Wrestling Kurt Vonnegut


Kurt Vonnegut is credited with defining a writer as someone who hates to write.

Oh, how liberating that sentiment has proven to me over the years. I discovered the quote in my mid-20s. At the time, I aspired to be, if not the next Vonnegut, maybe the next Fitzgerald (minus the tumultuous marriage and bohemian shenanigans) or Hemingway (minus multiple tumultuous marriages, and the self-inflicted, fatal rifle wound). And then, thanks to Vonnegut, I learned I didn't have to like writing - in fact, I wasn't even supposed to like it! Now I knew for sure it was my calling.

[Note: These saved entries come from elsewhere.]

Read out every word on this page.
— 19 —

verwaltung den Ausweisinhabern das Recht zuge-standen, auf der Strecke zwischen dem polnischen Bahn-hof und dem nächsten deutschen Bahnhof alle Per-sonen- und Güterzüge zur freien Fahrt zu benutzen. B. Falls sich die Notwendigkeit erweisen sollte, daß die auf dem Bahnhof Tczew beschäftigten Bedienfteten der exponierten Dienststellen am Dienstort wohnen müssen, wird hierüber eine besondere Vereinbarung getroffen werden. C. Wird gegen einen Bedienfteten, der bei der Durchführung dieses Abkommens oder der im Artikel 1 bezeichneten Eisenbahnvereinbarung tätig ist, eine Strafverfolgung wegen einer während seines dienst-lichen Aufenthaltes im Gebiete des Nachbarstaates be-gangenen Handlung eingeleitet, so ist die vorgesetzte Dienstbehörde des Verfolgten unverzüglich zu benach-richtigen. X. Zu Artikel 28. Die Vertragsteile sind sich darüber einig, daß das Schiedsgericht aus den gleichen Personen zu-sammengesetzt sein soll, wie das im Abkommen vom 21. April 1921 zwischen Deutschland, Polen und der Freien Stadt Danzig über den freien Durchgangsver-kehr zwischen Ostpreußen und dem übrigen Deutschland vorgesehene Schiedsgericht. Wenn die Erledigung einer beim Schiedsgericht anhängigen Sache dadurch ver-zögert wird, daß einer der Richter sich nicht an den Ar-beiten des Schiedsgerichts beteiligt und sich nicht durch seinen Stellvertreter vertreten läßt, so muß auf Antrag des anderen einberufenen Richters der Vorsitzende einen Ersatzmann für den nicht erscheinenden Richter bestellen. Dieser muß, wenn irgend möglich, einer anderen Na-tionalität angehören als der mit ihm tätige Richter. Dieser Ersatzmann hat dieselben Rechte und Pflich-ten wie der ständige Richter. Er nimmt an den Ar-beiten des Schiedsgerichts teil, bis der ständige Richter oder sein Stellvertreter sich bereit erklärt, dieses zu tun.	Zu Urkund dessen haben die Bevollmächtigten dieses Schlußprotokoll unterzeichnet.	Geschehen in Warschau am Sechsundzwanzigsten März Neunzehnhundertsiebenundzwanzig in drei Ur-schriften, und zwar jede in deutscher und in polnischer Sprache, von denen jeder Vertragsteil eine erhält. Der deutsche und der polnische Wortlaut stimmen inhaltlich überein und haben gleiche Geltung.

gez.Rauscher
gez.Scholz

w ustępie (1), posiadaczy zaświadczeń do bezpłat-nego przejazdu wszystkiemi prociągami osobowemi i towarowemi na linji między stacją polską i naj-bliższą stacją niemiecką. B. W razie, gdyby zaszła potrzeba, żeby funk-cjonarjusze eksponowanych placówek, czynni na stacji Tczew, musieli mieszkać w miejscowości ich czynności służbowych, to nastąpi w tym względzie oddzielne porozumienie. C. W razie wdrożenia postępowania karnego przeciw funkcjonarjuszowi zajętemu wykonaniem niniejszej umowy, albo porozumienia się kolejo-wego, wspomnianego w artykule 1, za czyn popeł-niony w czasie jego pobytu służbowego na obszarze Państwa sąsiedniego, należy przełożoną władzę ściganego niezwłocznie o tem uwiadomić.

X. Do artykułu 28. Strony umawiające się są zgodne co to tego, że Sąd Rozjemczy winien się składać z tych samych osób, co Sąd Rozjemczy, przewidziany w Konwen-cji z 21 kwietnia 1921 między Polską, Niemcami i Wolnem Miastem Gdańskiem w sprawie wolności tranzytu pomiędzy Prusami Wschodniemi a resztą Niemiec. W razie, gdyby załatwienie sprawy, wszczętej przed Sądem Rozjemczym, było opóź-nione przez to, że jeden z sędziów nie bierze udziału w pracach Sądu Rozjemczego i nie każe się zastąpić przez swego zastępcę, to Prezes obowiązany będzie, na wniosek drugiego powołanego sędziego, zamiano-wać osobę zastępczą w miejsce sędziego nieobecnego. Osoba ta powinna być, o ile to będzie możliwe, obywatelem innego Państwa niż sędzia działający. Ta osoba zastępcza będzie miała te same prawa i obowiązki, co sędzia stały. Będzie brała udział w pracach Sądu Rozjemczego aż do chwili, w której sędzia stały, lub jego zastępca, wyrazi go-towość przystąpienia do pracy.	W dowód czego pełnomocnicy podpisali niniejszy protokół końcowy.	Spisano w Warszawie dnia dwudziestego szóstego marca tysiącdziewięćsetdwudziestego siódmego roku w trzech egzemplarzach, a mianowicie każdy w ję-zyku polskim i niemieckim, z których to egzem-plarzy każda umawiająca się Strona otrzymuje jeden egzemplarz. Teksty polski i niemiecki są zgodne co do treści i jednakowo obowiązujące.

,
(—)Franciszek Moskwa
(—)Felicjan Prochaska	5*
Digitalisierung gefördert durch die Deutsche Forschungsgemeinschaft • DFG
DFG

Soon enough, I realized creative writing was not really my strength; hence, journalism became my chosen career. What better way to write detailed, complex stories, integrating many characters and quotations, than under a couple-hour deadline? Like Poe's protagonist in "The Pit and the Pendulum," your choices seem bleak at the time: Above you swings the scythe-like pendulum of your editor's red pen; below, a pit of anonymity (read: unemployment) awaits those who can't pull it together in time. There's something so urgent about covering the latest twists and turns on the local school board, or the court log, that you can't afford to stop and hate what you're doing, or make excuses for not doing it. You look at your choices and, as Larry the Cable Guy would say, "Get 'er done." Whether I hated the act of writing became less important than its value to others.

Deadlines exist, I'm convinced, to build efficient writers. They are boot camps for the undisciplined. Since trading in journalism for the world of public relations and marketing nine years ago, I've faced less extreme, less urgent deadlines. The writing has been entirely different, as well. Now, when I am polishing a piece of communication, it's much easier to become distracted and … Oh, look! That sunset is amazing. Hey, can you hang on? I need to check emails real quick …

Back. Just give me a minute. I should look at my Facebook page. It's been almost a half-hour since I checked it!

So … where was I? Oh yes, efficiency in writing. Speaking of Facebook, though, that cursed thing - abetted by its even more wretched cousin, Twitter - has probably done more to promote attention-deficit disorder in the average writer than anything else. It's no friend of grammatical competence, either. How often have I reviewed something I posted the day before, and found out I wrote, "your welcome"? Or, "Their really good musicians!" (In my defense, textspeak like "ur" has become so pervasive that I should get extra credit for at least typing in the two extra letters, "yo". I'm no slacker.)

Easy as it is to criticize Facebook and the other social media that have largely replaced other forms of written communication, they have led me back into the deadline game. Among the 134 friends I've managed to collect on Facebook (and what better use for social media than friend collecting, even if the word "friend" has been stretched beyond credibility?), some are former colleagues from my days in the newspaper business, including the editor of this publication. She begged me (read: asked me once) to submit a monthly column, and here I am.

On a monthly basis, I'll be testing whether Vonnegut's definition of a writer still holds. Thanks for the opportunity, Shirley - and for the reassurance, Kurt.


Mark DiPietro was an editor and reporter at newspapers in New Hampshire and Massachusetts. He is now a public relations executive and lives in New Hampshire.